Machine Learning Basics

This section includes the basics of machine learning (ML) theory as well as the commonly used terms and concepts in order to get comfortable with with the two ML algorithms we will focus on: Random Forest (RF) and Support Vector Machines (SVM).

Section in a Box

You will learn what machine learning means and get insight in two ML algorithms for image classification: Random Forest and Support Vector Machine.

What is Machine Learning?
– basic introduction and definintion
– commonly used terms when dealing with ML
Random Forest
– Random Forest method explained
– concept of Decision Trees (CART) as part of Random Forests
Support Vector Machine
– concept of a Support Vector Machine

What is machine learning?

We will have a look at two supervised, non-parametric and nonlinear algorithms in the next two sections, the Random Forest and Support Vector Machine. These terms do not tell you anything? Then read the following short intro, which explains the most important terminology.

Machine Learning (ML) is actually a lot of things – it is a generic term for the articificial generation of knowledge or artificial intelligence. A artifically learning system learns from examples and can generalize those after the learning phase is completed. Examples are not simply memorized, but the underlying pattern is recognized. This becomes handy, when new, unknown, data should be handled (learning transfer).
ML methods optimize their performances iteratively by learning from the training examples or train data. Those methods can be descriptive by distinguishing between several classes of a phenomenon (i.e., classification) or predictive by making predictions of a phenomenon (i.e., regression). Ultimately, ML methods create a function, which tries to map input data \(x\) (e.g., Landsat 8 band reflectances) to an desired output response \(y\) (e.g., class labels, such as urban):

\begin{equation} \label{poly}\tag{1}
\text{Find }f : x \mapsto y = f(x).

In the field of remote sensing, descriptive ML algorithms are often used for land cover classifications. The range of applications for this is huge, ranging from land use / land cover (LULC) changes of all kind, e.g., urban sprawl, burned area detection, flood area forecast or land degradation. In order to perform a classification, the algorithm must learn to differentiate between the various types of patterns based on training samples. After the model has learned, it can then be tested for performance using independent testing samples. There are two main ways an algorithm can train: in a unsupervised or a supervised learning manner:

Unsupervised vs. Supervised Algorithms

The difference between unsupervised and supervised algorithms is based on whether they include a priori knowledge during the training phase by using labeled training samples or not.

Unsupervised algorithms have only the training samples \(x\) available, e.g., reflectance values of all 9 bands of Landsat 8. Thus, the class label information, e.g., urban, or forest, is missing. The objective of the algorithm is to describe how the data are organized or clustered – it has to find patterns and relationships by itself.

Supervised algorithms make use of a set of labeled training samples, including the samples \(x\) and the appropriate class labels \(y\). The objective here is to predict the value \(y\) corresponding to a new, unknown, sample \(x\). In other words, we teach the algorithm what the individual classes look like in the feature space, e.g., Landsat 8 bands.

There are also semisupervised methods, where the two beforementioned approaches are combined. Waske at al. 2009 provided a more complete overview of different classifier categories and examples.

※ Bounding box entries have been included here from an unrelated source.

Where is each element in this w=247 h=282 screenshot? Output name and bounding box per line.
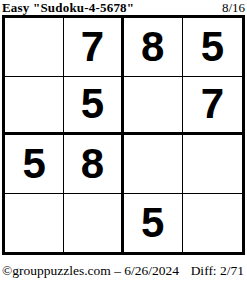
cell-r1c2[interactable]: 7 (64, 18, 123, 77)
cell-r1c3[interactable]: 8 (124, 18, 183, 77)
cell-r1c4[interactable]: 5 (183, 18, 242, 77)
cell-r4c1[interactable] (5, 194, 64, 253)
cell-r4c3[interactable]: 5 (124, 194, 183, 253)
puzzle-title: Easy "Sudoku-4-5678" (2, 1, 134, 14)
cell-r3c4[interactable] (183, 135, 242, 194)
footer: ©grouppuzzles.com – 6/26/2024 Diff: 2/71 (0, 260, 247, 278)
cell-r4c4[interactable] (183, 194, 242, 253)
cell-r3c2[interactable]: 8 (64, 135, 123, 194)
sudoku-board: 7 8 5 5 7 5 8 5 (2, 15, 245, 255)
copyright-text: ©grouppuzzles.com – 6/26/2024 (2, 264, 179, 278)
difficulty-text: Diff: 2/71 (191, 264, 244, 278)
cell-r4c2[interactable] (64, 194, 123, 253)
sudoku-page: Easy "Sudoku-4-5678" 8/16 7 8 5 5 7 5 8 … (0, 0, 247, 282)
givens-count: 8/16 (222, 1, 245, 14)
cell-r3c1[interactable]: 5 (5, 135, 64, 194)
cell-r2c2[interactable]: 5 (64, 77, 123, 136)
cell-r2c4[interactable]: 7 (183, 77, 242, 136)
cell-r1c1[interactable] (5, 18, 64, 77)
cell-r3c3[interactable] (124, 135, 183, 194)
cell-r2c1[interactable] (5, 77, 64, 136)
cell-r2c3[interactable] (124, 77, 183, 136)
header: Easy "Sudoku-4-5678" 8/16 (0, 0, 247, 15)
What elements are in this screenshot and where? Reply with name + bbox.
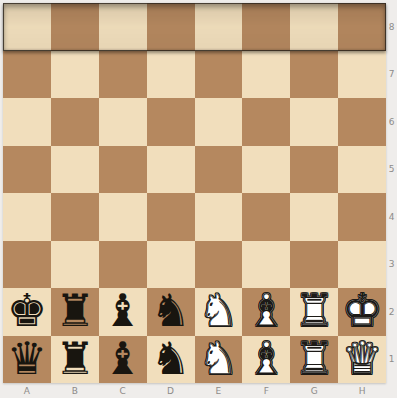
- rank-coordinates: 87654321: [386, 3, 397, 383]
- square-h6[interactable]: [338, 98, 386, 146]
- rank-label: 1: [386, 336, 397, 384]
- square-f2[interactable]: ♝♗: [242, 288, 290, 336]
- square-a6[interactable]: [3, 98, 51, 146]
- square-g1[interactable]: ♜♖: [290, 336, 338, 384]
- square-a5[interactable]: [3, 146, 51, 194]
- board-row-rank-6: [3, 98, 386, 146]
- square-d8[interactable]: [147, 3, 195, 51]
- square-a2[interactable]: ♚: [3, 288, 51, 336]
- square-e5[interactable]: [195, 146, 243, 194]
- rank-label: 3: [386, 241, 397, 289]
- black-rook-piece[interactable]: ♜: [51, 288, 99, 336]
- square-g3[interactable]: [290, 241, 338, 289]
- file-label: D: [147, 383, 195, 398]
- black-queen-piece[interactable]: ♛: [3, 336, 51, 384]
- chess-board: ♚♜♝♞♞♘♝♗♜♖♚♔♛♜♝♞♞♘♝♗♜♖♛♕: [3, 3, 386, 383]
- file-label: C: [99, 383, 147, 398]
- square-c7[interactable]: [99, 51, 147, 99]
- square-c8[interactable]: [99, 3, 147, 51]
- board-row-rank-8: [3, 3, 386, 51]
- square-e7[interactable]: [195, 51, 243, 99]
- white-rook-piece[interactable]: ♜♖: [290, 288, 338, 336]
- square-h4[interactable]: [338, 193, 386, 241]
- square-b2[interactable]: ♜: [51, 288, 99, 336]
- white-king-piece[interactable]: ♚♔: [338, 288, 386, 336]
- square-h5[interactable]: [338, 146, 386, 194]
- square-h7[interactable]: [338, 51, 386, 99]
- square-e4[interactable]: [195, 193, 243, 241]
- square-b4[interactable]: [51, 193, 99, 241]
- square-b1[interactable]: ♜: [51, 336, 99, 384]
- square-a4[interactable]: [3, 193, 51, 241]
- square-g5[interactable]: [290, 146, 338, 194]
- square-a1[interactable]: ♛: [3, 336, 51, 384]
- black-rook-piece[interactable]: ♜: [51, 336, 99, 384]
- square-c4[interactable]: [99, 193, 147, 241]
- white-knight-piece[interactable]: ♞♘: [195, 336, 243, 384]
- square-f4[interactable]: [242, 193, 290, 241]
- black-piece-glyph: ♞: [147, 288, 195, 336]
- board-row-rank-1: ♛♜♝♞♞♘♝♗♜♖♛♕: [3, 336, 386, 384]
- square-e2[interactable]: ♞♘: [195, 288, 243, 336]
- square-d7[interactable]: [147, 51, 195, 99]
- white-queen-piece[interactable]: ♛♕: [338, 336, 386, 384]
- square-b8[interactable]: [51, 3, 99, 51]
- black-piece-glyph: ♞: [147, 336, 195, 384]
- square-h8[interactable]: [338, 3, 386, 51]
- file-label: B: [51, 383, 99, 398]
- board-row-rank-3: [3, 241, 386, 289]
- square-f1[interactable]: ♝♗: [242, 336, 290, 384]
- white-piece-outline-glyph: ♘: [195, 288, 243, 336]
- square-g6[interactable]: [290, 98, 338, 146]
- file-label: A: [3, 383, 51, 398]
- square-a8[interactable]: [3, 3, 51, 51]
- square-c3[interactable]: [99, 241, 147, 289]
- square-c6[interactable]: [99, 98, 147, 146]
- white-rook-piece[interactable]: ♜♖: [290, 336, 338, 384]
- white-piece-outline-glyph: ♗: [242, 288, 290, 336]
- board-row-rank-7: [3, 51, 386, 99]
- square-h1[interactable]: ♛♕: [338, 336, 386, 384]
- file-coordinates: ABCDEFGH: [3, 383, 386, 398]
- square-h3[interactable]: [338, 241, 386, 289]
- black-piece-glyph: ♚: [3, 288, 51, 336]
- square-c1[interactable]: ♝: [99, 336, 147, 384]
- square-g4[interactable]: [290, 193, 338, 241]
- square-d5[interactable]: [147, 146, 195, 194]
- square-a7[interactable]: [3, 51, 51, 99]
- rank-label: 7: [386, 51, 397, 99]
- rank-label: 5: [386, 146, 397, 194]
- rank-label: 4: [386, 193, 397, 241]
- square-g8[interactable]: [290, 3, 338, 51]
- board-row-rank-2: ♚♜♝♞♞♘♝♗♜♖♚♔: [3, 288, 386, 336]
- black-knight-piece[interactable]: ♞: [147, 288, 195, 336]
- white-piece-outline-glyph: ♖: [290, 336, 338, 384]
- rank-label: 8: [386, 3, 397, 51]
- square-f3[interactable]: [242, 241, 290, 289]
- file-label: F: [242, 383, 290, 398]
- rank-label: 6: [386, 98, 397, 146]
- square-g2[interactable]: ♜♖: [290, 288, 338, 336]
- square-g7[interactable]: [290, 51, 338, 99]
- white-bishop-piece[interactable]: ♝♗: [242, 288, 290, 336]
- black-piece-glyph: ♝: [99, 288, 147, 336]
- square-d6[interactable]: [147, 98, 195, 146]
- square-f7[interactable]: [242, 51, 290, 99]
- square-c5[interactable]: [99, 146, 147, 194]
- file-label: E: [195, 383, 243, 398]
- square-d2[interactable]: ♞: [147, 288, 195, 336]
- board-row-rank-4: [3, 193, 386, 241]
- white-knight-piece[interactable]: ♞♘: [195, 288, 243, 336]
- file-label: H: [338, 383, 386, 398]
- white-piece-outline-glyph: ♘: [195, 336, 243, 384]
- black-piece-glyph: ♜: [51, 288, 99, 336]
- square-f6[interactable]: [242, 98, 290, 146]
- black-bishop-piece[interactable]: ♝: [99, 288, 147, 336]
- white-bishop-piece[interactable]: ♝♗: [242, 336, 290, 384]
- square-e1[interactable]: ♞♘: [195, 336, 243, 384]
- square-f5[interactable]: [242, 146, 290, 194]
- square-b5[interactable]: [51, 146, 99, 194]
- black-bishop-piece[interactable]: ♝: [99, 336, 147, 384]
- square-d3[interactable]: [147, 241, 195, 289]
- square-e6[interactable]: [195, 98, 243, 146]
- black-piece-glyph: ♝: [99, 336, 147, 384]
- square-e8[interactable]: [195, 3, 243, 51]
- rank-label: 2: [386, 288, 397, 336]
- square-f8[interactable]: [242, 3, 290, 51]
- square-b3[interactable]: [51, 241, 99, 289]
- square-a3[interactable]: [3, 241, 51, 289]
- square-e3[interactable]: [195, 241, 243, 289]
- square-d4[interactable]: [147, 193, 195, 241]
- black-knight-piece[interactable]: ♞: [147, 336, 195, 384]
- file-label: G: [290, 383, 338, 398]
- black-piece-glyph: ♜: [51, 336, 99, 384]
- chess-app: ♚♜♝♞♞♘♝♗♜♖♚♔♛♜♝♞♞♘♝♗♜♖♛♕ 87654321 ABCDEF…: [0, 0, 397, 398]
- square-d1[interactable]: ♞: [147, 336, 195, 384]
- board-row-rank-5: [3, 146, 386, 194]
- square-h2[interactable]: ♚♔: [338, 288, 386, 336]
- black-king-piece[interactable]: ♚: [3, 288, 51, 336]
- white-piece-outline-glyph: ♕: [338, 336, 386, 384]
- square-c2[interactable]: ♝: [99, 288, 147, 336]
- square-b6[interactable]: [51, 98, 99, 146]
- white-piece-outline-glyph: ♔: [338, 288, 386, 336]
- black-piece-glyph: ♛: [3, 336, 51, 384]
- white-piece-outline-glyph: ♖: [290, 288, 338, 336]
- square-b7[interactable]: [51, 51, 99, 99]
- white-piece-outline-glyph: ♗: [242, 336, 290, 384]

Linear vs. Nonlinear Algorithms

This differentiation is straightforward:

Linear algorithms assume, that the sample features \(x\) and the label output \(y\) are linearly related and there is an affine function \(f(x) = \langle w, x \rangle + b\) describing the underlying relationship.

Nonlinear algorithms assumes a nonlinear relationship between \(x\) and \(y\). Thus, \(f(x)\) can by a function of arbitrary complexity.

Parametric vs. Non-Parametric Algorithms

Some ML methods requires the data to follow a specific distribution in its feature space, for example the form of a multivariate normal Gaussian model. A method is called parametric, when those assumptions are made. The Maximimum Likelihood Classifier is such a parametric algorithm.

Non-parametric approaches are not constrained to prior assumptions on the data distribution. Such methods allow application in versatile tasks and data types, such as e.g., RADAR data.

Overfitting vs. Underfitting

In statistics, the term fit refers to how well you approximate the function the ML algorithm uses to map input \(x\) to output \(y\).

Overfitting appears, when a model learns to map the training data too well, which negatively impacts the performance of the model on new, unknown, data. Thus, the model lost its ability to generalize.

A trained ML model is underfitting, if it neither can model the train nor the test data correctly. Underfitting is easy to detect in the training phase by using given performance metrics. If the problem can not be solved, another classifier should be considered.